Est-ce que vos paroles peuvent être un frein pour vous programmer dans des lieux classiques ?
Skalpel : J’imagine que ça peut être le cas sur certains lieux. Mais bon, ça reste de la musique.
Akye : On a plutôt des retours positifs de salles officielles, même de SMAC. Ils seront peut-être pas d’accord avec notre discours mais ça reste du son, du rap.
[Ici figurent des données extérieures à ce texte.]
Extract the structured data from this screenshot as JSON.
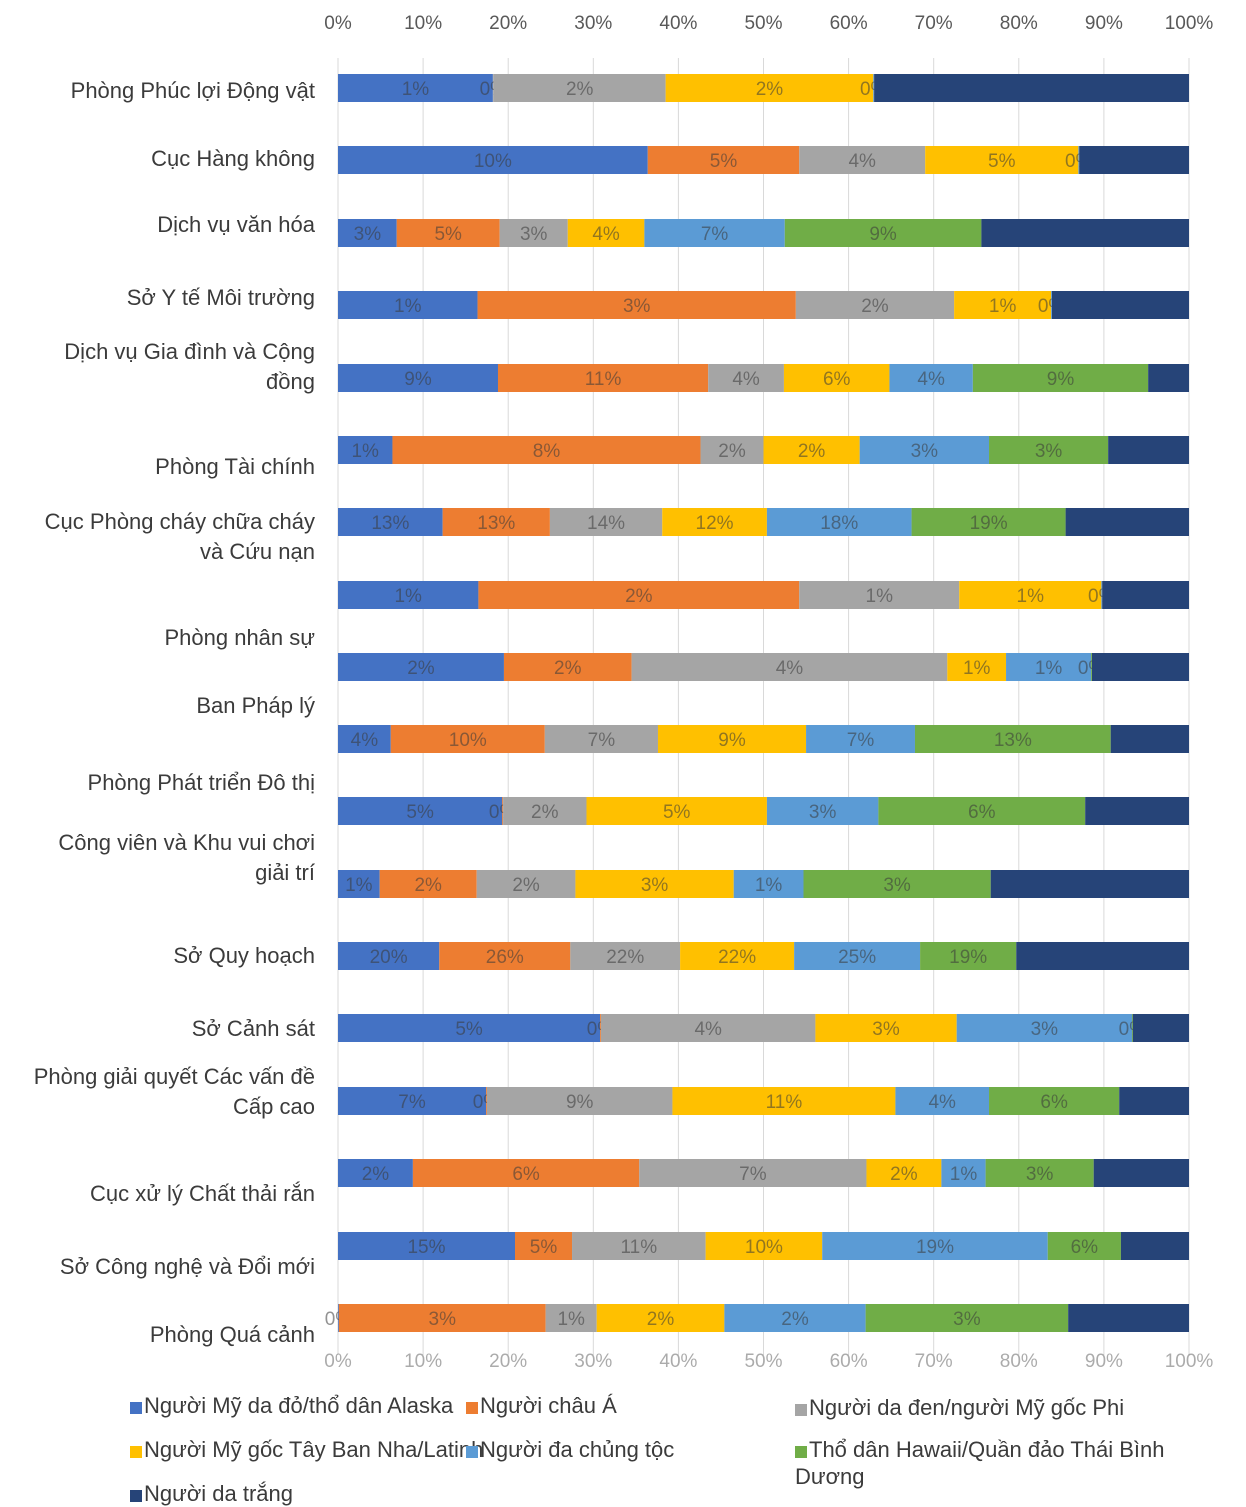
{
  "chart_data": {
    "type": "bar",
    "orientation": "horizontal",
    "stacked": "percent",
    "x_ticks": [
      "0%",
      "10%",
      "20%",
      "30%",
      "40%",
      "50%",
      "60%",
      "70%",
      "80%",
      "90%",
      "100%"
    ],
    "xlim": [
      0,
      100
    ],
    "grid": true,
    "legend_position": "bottom",
    "series_names": [
      "Người Mỹ da đỏ/thổ dân Alaska",
      "Người châu Á",
      "Người da đen/người Mỹ gốc Phi",
      "Người Mỹ gốc Tây Ban Nha/Latinh",
      "Người đa chủng tộc",
      "Thổ dân Hawaii/Quần đảo Thái Bình Dương",
      "Người da trắng"
    ],
    "series_colors": [
      "#4472c4",
      "#ed7d31",
      "#a5a5a5",
      "#ffc000",
      "#5b9bd5",
      "#70ad47",
      "#264478"
    ],
    "rows": [
      {
        "label": [
          "Phòng Phúc lợi Động vật"
        ],
        "segments": [
          {
            "s": 0,
            "share": 18.2,
            "label": "1%"
          },
          {
            "s": 2,
            "share": 0.1,
            "label": "0%"
          },
          {
            "s": 2,
            "share": 20.2,
            "label": "2%"
          },
          {
            "s": 3,
            "share": 24.4,
            "label": "2%"
          },
          {
            "s": 4,
            "share": 0.1,
            "label": "0%"
          },
          {
            "s": 6,
            "share": 37.0,
            "label": ""
          }
        ]
      },
      {
        "label": [
          "Cục Hàng không"
        ],
        "segments": [
          {
            "s": 0,
            "share": 36.4,
            "label": "10%"
          },
          {
            "s": 1,
            "share": 17.8,
            "label": "5%"
          },
          {
            "s": 2,
            "share": 14.8,
            "label": "4%"
          },
          {
            "s": 3,
            "share": 18.0,
            "label": "5%"
          },
          {
            "s": 4,
            "share": 0.1,
            "label": "0%"
          },
          {
            "s": 6,
            "share": 12.9,
            "label": ""
          }
        ]
      },
      {
        "label": [
          "Dịch vụ văn hóa"
        ],
        "segments": [
          {
            "s": 0,
            "share": 6.9,
            "label": "3%"
          },
          {
            "s": 1,
            "share": 12.1,
            "label": "5%"
          },
          {
            "s": 2,
            "share": 8.0,
            "label": "3%"
          },
          {
            "s": 3,
            "share": 9.0,
            "label": "4%"
          },
          {
            "s": 4,
            "share": 16.5,
            "label": "7%"
          },
          {
            "s": 5,
            "share": 23.1,
            "label": "9%"
          },
          {
            "s": 6,
            "share": 24.4,
            "label": ""
          }
        ]
      },
      {
        "label": [
          "Sở Y tế Môi trường"
        ],
        "segments": [
          {
            "s": 0,
            "share": 16.4,
            "label": "1%"
          },
          {
            "s": 1,
            "share": 37.4,
            "label": "3%"
          },
          {
            "s": 2,
            "share": 18.6,
            "label": "2%"
          },
          {
            "s": 3,
            "share": 11.4,
            "label": "1%"
          },
          {
            "s": 4,
            "share": 0.1,
            "label": "0%"
          },
          {
            "s": 6,
            "share": 16.1,
            "label": ""
          }
        ]
      },
      {
        "label": [
          "Dịch vụ Gia đình và Cộng",
          "đồng"
        ],
        "segments": [
          {
            "s": 0,
            "share": 18.8,
            "label": "9%"
          },
          {
            "s": 1,
            "share": 24.7,
            "label": "11%"
          },
          {
            "s": 2,
            "share": 8.9,
            "label": "4%"
          },
          {
            "s": 3,
            "share": 12.4,
            "label": "6%"
          },
          {
            "s": 4,
            "share": 9.8,
            "label": "4%"
          },
          {
            "s": 5,
            "share": 20.6,
            "label": "9%"
          },
          {
            "s": 6,
            "share": 4.8,
            "label": ""
          }
        ]
      },
      {
        "label": [
          "Phòng Tài chính"
        ],
        "segments": [
          {
            "s": 0,
            "share": 6.4,
            "label": "1%"
          },
          {
            "s": 1,
            "share": 36.2,
            "label": "8%"
          },
          {
            "s": 2,
            "share": 7.4,
            "label": "2%"
          },
          {
            "s": 3,
            "share": 11.3,
            "label": "2%"
          },
          {
            "s": 4,
            "share": 15.2,
            "label": "3%"
          },
          {
            "s": 5,
            "share": 14.0,
            "label": "3%"
          },
          {
            "s": 6,
            "share": 9.5,
            "label": ""
          }
        ]
      },
      {
        "label": [
          "Cục Phòng cháy chữa cháy",
          "và Cứu nạn"
        ],
        "segments": [
          {
            "s": 0,
            "share": 12.3,
            "label": "13%"
          },
          {
            "s": 1,
            "share": 12.6,
            "label": "13%"
          },
          {
            "s": 2,
            "share": 13.2,
            "label": "14%"
          },
          {
            "s": 3,
            "share": 12.3,
            "label": "12%"
          },
          {
            "s": 4,
            "share": 17.0,
            "label": "18%"
          },
          {
            "s": 5,
            "share": 18.1,
            "label": "19%"
          },
          {
            "s": 6,
            "share": 14.5,
            "label": ""
          }
        ]
      },
      {
        "label": [
          ""
        ],
        "segments": [
          {
            "s": 0,
            "share": 16.5,
            "label": "1%"
          },
          {
            "s": 1,
            "share": 37.7,
            "label": "2%"
          },
          {
            "s": 2,
            "share": 18.8,
            "label": "1%"
          },
          {
            "s": 3,
            "share": 16.7,
            "label": "1%"
          },
          {
            "s": 4,
            "share": 0.1,
            "label": "0%"
          },
          {
            "s": 6,
            "share": 10.2,
            "label": ""
          }
        ]
      },
      {
        "label": [
          "Phòng nhân sự"
        ],
        "label_only": true
      },
      {
        "label": [
          ""
        ],
        "segments": [
          {
            "s": 0,
            "share": 19.5,
            "label": "2%"
          },
          {
            "s": 1,
            "share": 15.0,
            "label": "2%"
          },
          {
            "s": 2,
            "share": 37.1,
            "label": "4%"
          },
          {
            "s": 3,
            "share": 6.9,
            "label": "1%"
          },
          {
            "s": 4,
            "share": 10.0,
            "label": "1%"
          },
          {
            "s": 5,
            "share": 0.1,
            "label": "0%"
          },
          {
            "s": 6,
            "share": 11.4,
            "label": ""
          }
        ]
      },
      {
        "label": [
          "Ban Pháp lý"
        ],
        "label_only": true
      },
      {
        "label": [
          ""
        ],
        "segments": [
          {
            "s": 0,
            "share": 6.2,
            "label": "4%"
          },
          {
            "s": 1,
            "share": 18.1,
            "label": "10%"
          },
          {
            "s": 2,
            "share": 13.3,
            "label": "7%"
          },
          {
            "s": 3,
            "share": 17.4,
            "label": "9%"
          },
          {
            "s": 4,
            "share": 12.8,
            "label": "7%"
          },
          {
            "s": 5,
            "share": 23.0,
            "label": "13%"
          },
          {
            "s": 6,
            "share": 9.2,
            "label": ""
          }
        ]
      },
      {
        "label": [
          "Phòng Phát triển Đô thị"
        ],
        "label_only": true
      },
      {
        "label": [
          ""
        ],
        "segments": [
          {
            "s": 0,
            "share": 19.3,
            "label": "5%"
          },
          {
            "s": 1,
            "share": 0.1,
            "label": "0%"
          },
          {
            "s": 2,
            "share": 9.8,
            "label": "2%"
          },
          {
            "s": 3,
            "share": 21.2,
            "label": "5%"
          },
          {
            "s": 4,
            "share": 13.1,
            "label": "3%"
          },
          {
            "s": 5,
            "share": 24.3,
            "label": "6%"
          },
          {
            "s": 6,
            "share": 12.2,
            "label": ""
          }
        ]
      },
      {
        "label": [
          "Công viên và Khu vui chơi",
          "giải trí"
        ],
        "segments": [
          {
            "s": 0,
            "share": 4.9,
            "label": "1%"
          },
          {
            "s": 1,
            "share": 11.4,
            "label": "2%"
          },
          {
            "s": 2,
            "share": 11.6,
            "label": "2%"
          },
          {
            "s": 3,
            "share": 18.6,
            "label": "3%"
          },
          {
            "s": 4,
            "share": 8.2,
            "label": "1%"
          },
          {
            "s": 5,
            "share": 22.0,
            "label": "3%"
          },
          {
            "s": 6,
            "share": 23.3,
            "label": ""
          }
        ]
      },
      {
        "label": [
          "Sở Quy hoạch"
        ],
        "segments": [
          {
            "s": 0,
            "share": 11.9,
            "label": "20%"
          },
          {
            "s": 1,
            "share": 15.4,
            "label": "26%"
          },
          {
            "s": 2,
            "share": 12.9,
            "label": "22%"
          },
          {
            "s": 3,
            "share": 13.4,
            "label": "22%"
          },
          {
            "s": 4,
            "share": 14.8,
            "label": "25%"
          },
          {
            "s": 5,
            "share": 11.3,
            "label": "19%"
          },
          {
            "s": 6,
            "share": 20.3,
            "label": ""
          }
        ]
      },
      {
        "label": [
          "Sở Cảnh sát"
        ],
        "segments": [
          {
            "s": 0,
            "share": 30.8,
            "label": "5%"
          },
          {
            "s": 1,
            "share": 0.1,
            "label": "0%"
          },
          {
            "s": 2,
            "share": 25.2,
            "label": "4%"
          },
          {
            "s": 3,
            "share": 16.6,
            "label": "3%"
          },
          {
            "s": 4,
            "share": 20.6,
            "label": "3%"
          },
          {
            "s": 5,
            "share": 0.1,
            "label": "0%"
          },
          {
            "s": 6,
            "share": 6.6,
            "label": ""
          }
        ]
      },
      {
        "label": [
          "Phòng giải quyết Các vấn đề",
          "Cấp cao"
        ],
        "segments": [
          {
            "s": 0,
            "share": 17.4,
            "label": "7%"
          },
          {
            "s": 1,
            "share": 0.1,
            "label": "0%"
          },
          {
            "s": 2,
            "share": 21.8,
            "label": "9%"
          },
          {
            "s": 3,
            "share": 26.2,
            "label": "11%"
          },
          {
            "s": 4,
            "share": 11.0,
            "label": "4%"
          },
          {
            "s": 5,
            "share": 15.3,
            "label": "6%"
          },
          {
            "s": 6,
            "share": 8.2,
            "label": ""
          }
        ]
      },
      {
        "label": [
          "Cục xử lý Chất thải rắn"
        ],
        "segments": [
          {
            "s": 0,
            "share": 8.8,
            "label": "2%"
          },
          {
            "s": 1,
            "share": 26.6,
            "label": "6%"
          },
          {
            "s": 2,
            "share": 26.7,
            "label": "7%"
          },
          {
            "s": 3,
            "share": 8.8,
            "label": "2%"
          },
          {
            "s": 4,
            "share": 5.2,
            "label": "1%"
          },
          {
            "s": 5,
            "share": 12.7,
            "label": "3%"
          },
          {
            "s": 6,
            "share": 11.2,
            "label": ""
          }
        ]
      },
      {
        "label": [
          "Sở Công nghệ và Đổi mới"
        ],
        "segments": [
          {
            "s": 0,
            "share": 20.8,
            "label": "15%"
          },
          {
            "s": 1,
            "share": 6.7,
            "label": "5%"
          },
          {
            "s": 2,
            "share": 15.7,
            "label": "11%"
          },
          {
            "s": 3,
            "share": 13.7,
            "label": "10%"
          },
          {
            "s": 4,
            "share": 26.5,
            "label": "19%"
          },
          {
            "s": 5,
            "share": 8.6,
            "label": "6%"
          },
          {
            "s": 6,
            "share": 8.0,
            "label": ""
          }
        ]
      },
      {
        "label": [
          "Phòng Quá cảnh"
        ],
        "segments": [
          {
            "s": 0,
            "share": 0.1,
            "label": "0%"
          },
          {
            "s": 1,
            "share": 24.3,
            "label": "3%"
          },
          {
            "s": 2,
            "share": 6.0,
            "label": "1%"
          },
          {
            "s": 3,
            "share": 15.0,
            "label": "2%"
          },
          {
            "s": 4,
            "share": 16.6,
            "label": "2%"
          },
          {
            "s": 5,
            "share": 23.8,
            "label": "3%"
          },
          {
            "s": 6,
            "share": 14.2,
            "label": ""
          }
        ]
      }
    ]
  },
  "legend": [
    {
      "label": "Người Mỹ da đỏ/thổ dân Alaska",
      "color": "#4472c4"
    },
    {
      "label": "Người châu Á",
      "color": "#ed7d31"
    },
    {
      "label": "Người da đen/người Mỹ gốc Phi",
      "color": "#a5a5a5"
    },
    {
      "label": "Người Mỹ gốc Tây Ban Nha/Latinh",
      "color": "#ffc000"
    },
    {
      "label": "Người đa chủng tộc",
      "color": "#5b9bd5"
    },
    {
      "label": "Thổ dân Hawaii/Quần đảo Thái Bình Dương",
      "color": "#70ad47"
    },
    {
      "label": "Người da trắng",
      "color": "#264478"
    }
  ]
}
Pour peu qu’ils trouvent que les instrus tiennent la route et que ça rape bien…
Skalpel : Après, ce que se passe aussi, c’est que les gens de ces salles ont quand même une sensibilité par rapport à notre discours. Alors eux, ils bossent là, ils font jouer des groupes pas engagés. Mais dans leur vie, ils kiffent le rap conscient. Donc quand ils ont l’occasion d’en caser dans leur salle, ils le font. On bénéficie aussi des contradictions humaines des gens qui bossent dans ces milieux-là. Je caricature mais le mec de la salle qui dépend de la mairie doit faire une prog assez aseptisée. Mais il sait que deux fois dans l’année, il pourra se faire plaisir en mettant des groupes qu’il kiffe. Et nous, on peut bénéficier de cette opportunité-là….
Les rouge et noir qui écoutaient du punk il y a vingt ans se mettent-ils à écouter du hip-hop ?
Akye : Oui clairement, et depuis les débuts du rap. Nous, on a commencé en faisant la première partie de la Brigade Flores Magon et il n’y avait que des punks.
Skalpel : Et ça a tout de suite pris car le discours était le même.
Akye : Maintenant, il y a vraiment une génération de punks qui écoute et apprécie musicalement le rap. Pas tous mais il y en a pas mal, même des vieux….
Vous pouvez kiffer du rap pas forcément engagé ?
Akye : Oui totalement. Notamment pas mal de rap américain où c’est vraiment le son qu’on aime, la prod, le flow, même si derrière, les textes ne sont pas engagés. Mais pour autant, ce ne sont pas des groupes commerciaux. Sean Price par exemple : il fait du son bien lourd, il marche bien et n’est pas engagé. Mais c’est pas pour autant du rap commercial.
Skalpel : Et de toute façon, pour moi, le rap de rue, même si les textes ne sont pas engagés, ça reste du rap engagé. Un bon morceau de rap qui raconte le quartier de la façon la plus glauque qui soit, c’est du rap engagé. C’est comme dans la littérature : moi j’aime la littérature sale, âpre, glauque… J’aime beaucoup Donald Goines quand il raconte la vie des toxicos à Détroit dans les années 70. Pour moi, c’est hautement politique même si ça ne se présente pas comme tel.
Akye : On va être plus proche de ça que d’un artiste qui s’étiquette lui-même engagé mais qui le fait dans l’industrie musicale avec toutes les contradictions que ça engendre.
Skalpel : Être engagé c’est pas que dans les textes, c’est avant tout dans la pratique de ton art.